Informasi tersebut dibenarkan Humas Kantor Pencarian dan Pertolongan (Basarnas) Kendari, Wahyudi. Ia mengatakan kapal yang dinakhodai Amin itu sebelumnya bertolak dari Kota Kendari menuju Pulau Menui pada dini hari sebelum mengalami kecelakaan di tengah perjalanan.
“Informasi sementara yang kami terima, KM Mahkota Menui mengalami kecelakaan dan tenggelam di sekitar Pulau Samarengga dan Pulau Koikoila. Lokasi kejadian masuk dalam wilayah kerja Basarnas Palu, Sulawesi Tengah,” kata Wahyudi, Selasa.

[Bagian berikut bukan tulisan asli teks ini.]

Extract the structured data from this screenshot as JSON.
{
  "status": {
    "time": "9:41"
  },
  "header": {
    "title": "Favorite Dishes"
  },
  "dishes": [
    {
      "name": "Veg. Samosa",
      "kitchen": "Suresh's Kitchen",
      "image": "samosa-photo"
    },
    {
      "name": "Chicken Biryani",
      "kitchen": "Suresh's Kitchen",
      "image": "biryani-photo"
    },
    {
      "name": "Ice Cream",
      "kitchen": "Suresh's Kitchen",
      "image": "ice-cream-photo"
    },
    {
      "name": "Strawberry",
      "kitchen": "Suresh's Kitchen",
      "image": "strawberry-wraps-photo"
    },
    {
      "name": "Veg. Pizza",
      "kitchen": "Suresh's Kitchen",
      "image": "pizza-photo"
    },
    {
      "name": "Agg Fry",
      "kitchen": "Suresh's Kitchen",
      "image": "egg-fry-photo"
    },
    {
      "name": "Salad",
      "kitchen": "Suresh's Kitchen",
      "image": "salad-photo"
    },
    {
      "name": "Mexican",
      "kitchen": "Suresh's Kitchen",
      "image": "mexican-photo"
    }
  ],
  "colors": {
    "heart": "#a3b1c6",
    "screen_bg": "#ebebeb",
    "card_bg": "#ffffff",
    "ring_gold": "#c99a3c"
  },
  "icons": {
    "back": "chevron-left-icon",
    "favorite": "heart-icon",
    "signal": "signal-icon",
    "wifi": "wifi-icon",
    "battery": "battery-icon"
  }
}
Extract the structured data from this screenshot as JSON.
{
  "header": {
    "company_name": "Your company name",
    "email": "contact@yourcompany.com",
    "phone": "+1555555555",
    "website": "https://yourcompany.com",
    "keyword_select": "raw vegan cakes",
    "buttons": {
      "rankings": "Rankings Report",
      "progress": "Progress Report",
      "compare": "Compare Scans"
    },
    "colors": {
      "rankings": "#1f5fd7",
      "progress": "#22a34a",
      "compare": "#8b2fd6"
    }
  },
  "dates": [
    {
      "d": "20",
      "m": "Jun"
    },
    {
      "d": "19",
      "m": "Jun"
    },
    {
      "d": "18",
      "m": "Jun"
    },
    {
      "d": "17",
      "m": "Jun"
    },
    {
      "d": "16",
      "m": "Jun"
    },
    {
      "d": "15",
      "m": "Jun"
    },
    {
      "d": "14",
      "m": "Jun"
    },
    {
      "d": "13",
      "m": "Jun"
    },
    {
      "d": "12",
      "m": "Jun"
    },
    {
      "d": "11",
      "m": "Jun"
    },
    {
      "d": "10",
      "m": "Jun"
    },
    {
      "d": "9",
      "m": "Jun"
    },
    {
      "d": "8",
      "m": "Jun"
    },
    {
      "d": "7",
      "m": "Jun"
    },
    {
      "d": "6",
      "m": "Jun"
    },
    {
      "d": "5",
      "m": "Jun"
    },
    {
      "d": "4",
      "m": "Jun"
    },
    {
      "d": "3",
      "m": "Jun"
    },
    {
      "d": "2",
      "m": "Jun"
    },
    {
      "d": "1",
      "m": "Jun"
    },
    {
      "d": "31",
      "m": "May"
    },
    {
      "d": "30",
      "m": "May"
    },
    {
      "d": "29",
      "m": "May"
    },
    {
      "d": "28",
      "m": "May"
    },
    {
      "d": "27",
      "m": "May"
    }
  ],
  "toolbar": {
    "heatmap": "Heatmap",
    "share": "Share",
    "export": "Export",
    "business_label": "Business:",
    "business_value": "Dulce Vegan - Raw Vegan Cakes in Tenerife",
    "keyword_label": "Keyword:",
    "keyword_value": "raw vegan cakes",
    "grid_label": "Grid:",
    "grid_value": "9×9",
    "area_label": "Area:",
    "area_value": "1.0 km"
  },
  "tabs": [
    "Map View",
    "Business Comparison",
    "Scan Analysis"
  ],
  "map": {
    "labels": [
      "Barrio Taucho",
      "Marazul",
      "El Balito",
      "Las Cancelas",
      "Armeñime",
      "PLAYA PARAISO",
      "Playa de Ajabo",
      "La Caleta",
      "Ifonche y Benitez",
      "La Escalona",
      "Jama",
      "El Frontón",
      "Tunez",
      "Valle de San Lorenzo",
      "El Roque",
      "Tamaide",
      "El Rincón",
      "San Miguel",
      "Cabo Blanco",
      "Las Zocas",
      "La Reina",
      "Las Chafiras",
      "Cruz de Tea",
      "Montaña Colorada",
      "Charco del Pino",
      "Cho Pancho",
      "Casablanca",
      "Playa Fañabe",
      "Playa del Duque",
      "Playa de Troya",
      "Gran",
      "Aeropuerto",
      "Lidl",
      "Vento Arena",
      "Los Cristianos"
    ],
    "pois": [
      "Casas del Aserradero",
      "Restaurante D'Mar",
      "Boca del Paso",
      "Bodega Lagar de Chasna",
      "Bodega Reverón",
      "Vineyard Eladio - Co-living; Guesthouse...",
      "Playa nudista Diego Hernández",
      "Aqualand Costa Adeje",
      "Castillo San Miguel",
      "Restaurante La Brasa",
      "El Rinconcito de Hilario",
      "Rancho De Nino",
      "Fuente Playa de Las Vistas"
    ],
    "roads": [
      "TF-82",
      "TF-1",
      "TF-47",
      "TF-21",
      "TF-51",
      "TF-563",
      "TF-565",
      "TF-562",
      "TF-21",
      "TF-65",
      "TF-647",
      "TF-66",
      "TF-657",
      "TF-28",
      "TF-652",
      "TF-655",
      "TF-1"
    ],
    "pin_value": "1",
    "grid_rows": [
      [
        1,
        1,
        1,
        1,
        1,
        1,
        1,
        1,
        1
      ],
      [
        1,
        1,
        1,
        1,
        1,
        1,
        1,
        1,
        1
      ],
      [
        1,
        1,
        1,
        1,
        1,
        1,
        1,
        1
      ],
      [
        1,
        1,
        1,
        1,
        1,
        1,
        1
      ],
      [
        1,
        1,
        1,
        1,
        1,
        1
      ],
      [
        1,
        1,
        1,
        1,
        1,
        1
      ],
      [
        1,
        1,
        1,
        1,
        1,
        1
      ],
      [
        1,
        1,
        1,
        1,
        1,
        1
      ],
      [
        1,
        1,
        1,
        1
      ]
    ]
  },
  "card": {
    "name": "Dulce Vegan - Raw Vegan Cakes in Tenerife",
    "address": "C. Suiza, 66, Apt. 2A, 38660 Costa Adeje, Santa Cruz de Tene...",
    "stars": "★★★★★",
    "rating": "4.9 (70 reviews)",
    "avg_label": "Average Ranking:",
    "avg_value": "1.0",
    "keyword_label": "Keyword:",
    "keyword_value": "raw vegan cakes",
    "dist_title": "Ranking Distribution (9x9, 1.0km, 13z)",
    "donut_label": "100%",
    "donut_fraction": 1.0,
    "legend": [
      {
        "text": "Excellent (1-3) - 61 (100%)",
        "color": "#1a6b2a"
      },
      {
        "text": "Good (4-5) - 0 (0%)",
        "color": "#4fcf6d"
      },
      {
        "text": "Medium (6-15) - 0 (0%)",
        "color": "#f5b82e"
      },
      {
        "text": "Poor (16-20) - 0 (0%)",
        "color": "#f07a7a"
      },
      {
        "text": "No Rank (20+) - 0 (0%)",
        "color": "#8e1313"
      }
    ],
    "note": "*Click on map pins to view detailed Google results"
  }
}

Berdasarkan data sementara, kapal tersebut mengangkut 29 orang, terdiri atas 7 anak buah kapal (ABK) dan 22 penumpang.
Seluruh korban berhasil diselamatkan setelah kapal nelayan yang sedang mencari ikan melintas di sekitar lokasi kejadian. Para penumpang kemudian dievakuasi menuju Pulau Koikoila dalam kondisi selamat.
Wahyudi mengatakan, setelah menerima laporan kecelakaan laut tersebut, Basarnas bersama instansi terkait langsung melakukan koordinasi untuk mempercepat proses penanganan.
Selain tim SAR yang bergerak menuju Pulau Koikoila, Camat Menui bersama Lurah Ulunambo juga menuju lokasi kejadian. Proses evakuasi turut dibantu nelayan dari Desa Samarengga, Desa Padei Darat, dan Desa Padei Laut.
“Hingga saat ini tim masih menuju lokasi untuk memastikan kondisi seluruh korban serta melakukan pendataan lebih lanjut. Informasi yang kami sampaikan masih bersifat sementara dan akan diperbarui sesuai perkembangan di lapangan,” ujar Wahyudi.
Meski seluruh penumpang dan awak kapal dilaporkan selamat, tim gabungan masih melakukan pendataan guna memastikan tidak ada korban yang tertinggal.
Sementara itu, penyebab tenggelamnya KM Mahkota Menui masih dalam penyelidikan. Otoritas terkait akan melakukan pemeriksaan lebih lanjut untuk mengetahui penyebab pasti insiden tersebut.
Perkembangan terbaru mengenai proses pendataan maupun hasil penyelidikan akan disampaikan setelah tim gabungan menyelesaikan operasi di lokasi kejadian.